Snow and Bounce Light – A Natural Studio


A second fall of snow last week meant another opportunity to visit the feeding station and try and photograph the regulars under very different conditions. In any studio the control one has of the light is obviously a great advantage over working in the natural environment. There are of course techniques that can be applied outside that come directly from a controlled  studio environment, bounced light is one of these. A white card can be placed on the opposite side of a flower for instance, producing a bit of ‘fill” or a light tent can be placed over your subject, creating a soft, even and flat light.


Today at the feeding station, the snow, which had created a blanket on the ground and was holding on all the branches, produced a wonderful ‘fill’ light that gave the birds a feeling of weightlessness.
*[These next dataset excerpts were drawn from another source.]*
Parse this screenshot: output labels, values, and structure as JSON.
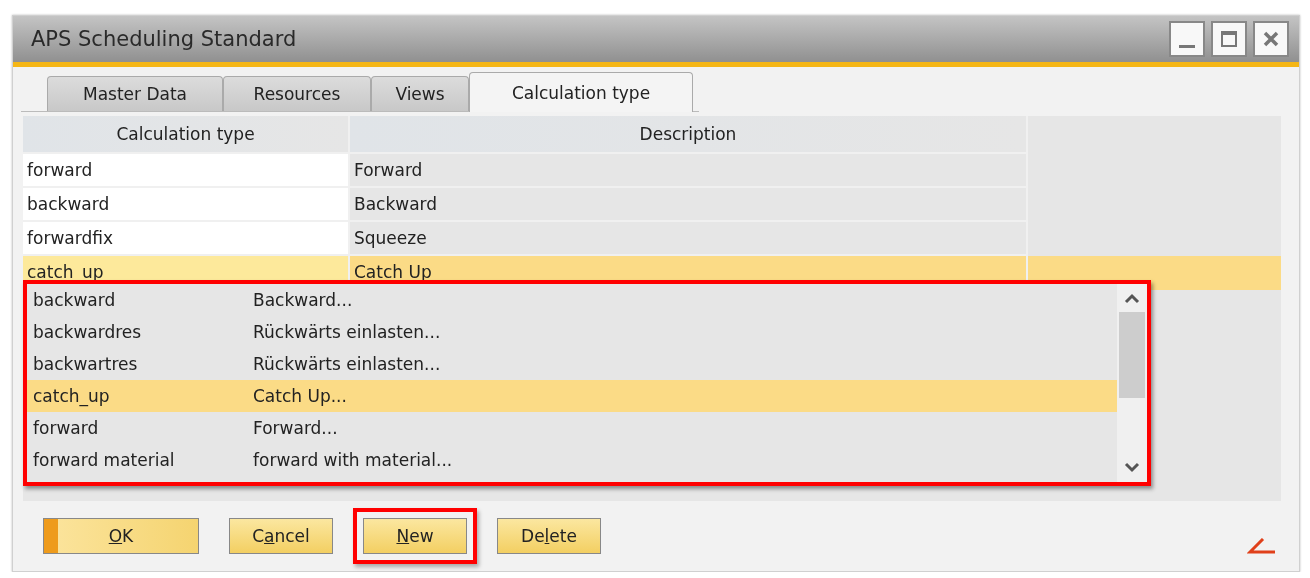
{
  "window": {
    "title": "APS Scheduling Standard"
  },
  "tabs": [
    {
      "label": "Master Data",
      "selected": false
    },
    {
      "label": "Resources",
      "selected": false
    },
    {
      "label": "Views",
      "selected": false
    },
    {
      "label": "Calculation type",
      "selected": true
    }
  ],
  "table": {
    "columns": [
      "Calculation type",
      "Description"
    ],
    "rows": [
      {
        "cells": [
          "forward",
          "Forward"
        ],
        "selected": false
      },
      {
        "cells": [
          "backward",
          "Backward"
        ],
        "selected": false
      },
      {
        "cells": [
          "forwardfix",
          "Squeeze"
        ],
        "selected": false
      },
      {
        "cells": [
          "catch_up",
          "Catch Up"
        ],
        "selected": true
      }
    ]
  },
  "dropdown": {
    "highlighted": true,
    "rows": [
      {
        "code": "backward",
        "description": "Backward...",
        "selected": false
      },
      {
        "code": "backwardres",
        "description": "Rückwärts einlasten...",
        "selected": false
      },
      {
        "code": "backwartres",
        "description": "Rückwärts einlasten...",
        "selected": false
      },
      {
        "code": "catch_up",
        "description": "Catch Up...",
        "selected": true
      },
      {
        "code": "forward",
        "description": "Forward...",
        "selected": false
      },
      {
        "code": "forward material",
        "description": "forward with material...",
        "selected": false
      }
    ]
  },
  "buttons": [
    {
      "mnemonic": "O",
      "after": "K",
      "default": true,
      "highlighted": false
    },
    {
      "before": "C",
      "mnemonic": "a",
      "after": "ncel",
      "default": false,
      "highlighted": false
    },
    {
      "mnemonic": "N",
      "after": "ew",
      "default": false,
      "highlighted": true
    },
    {
      "before": "De",
      "mnemonic": "l",
      "after": "ete",
      "default": false,
      "highlighted": false
    }
  ]
}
It was as if a huge white light box had been placed over the whole area and light was coming in from all angles. The sky was overcast and the conditions mimicked a highly controlled studio set up. On this occasion I took a walk to the lake first, before spending a couple of hours at the feeding station.  The lake offered some shots of the Canada Geese and the Mute Swans and both the male and female are back now. We haven’t yet managed to check the ring on the male but we’re assuming it’s the same bird from last season.


Richard and I have transported a load of fence posts to protect the feeding station from the cows. We were lucky last year as the water in the pond never dropped low enough for them to gain access. The posts will also give more perching areas for the birds before they move onto the feeders and we will string some barbed wire between them. Another new bird for the farm today was a Meadow Pipit foraging in the snow and a Redwing visited the feeding station. We have also positively identified Otter tracks on the river, having sent a photograph of them to a good friend, who is also a mammal expert. We have also erected some nest boxes away from the feeding station in a small wooded area. The bridge hide is still on hold and as I write this the rain, which has been heavy all day, continues to fall.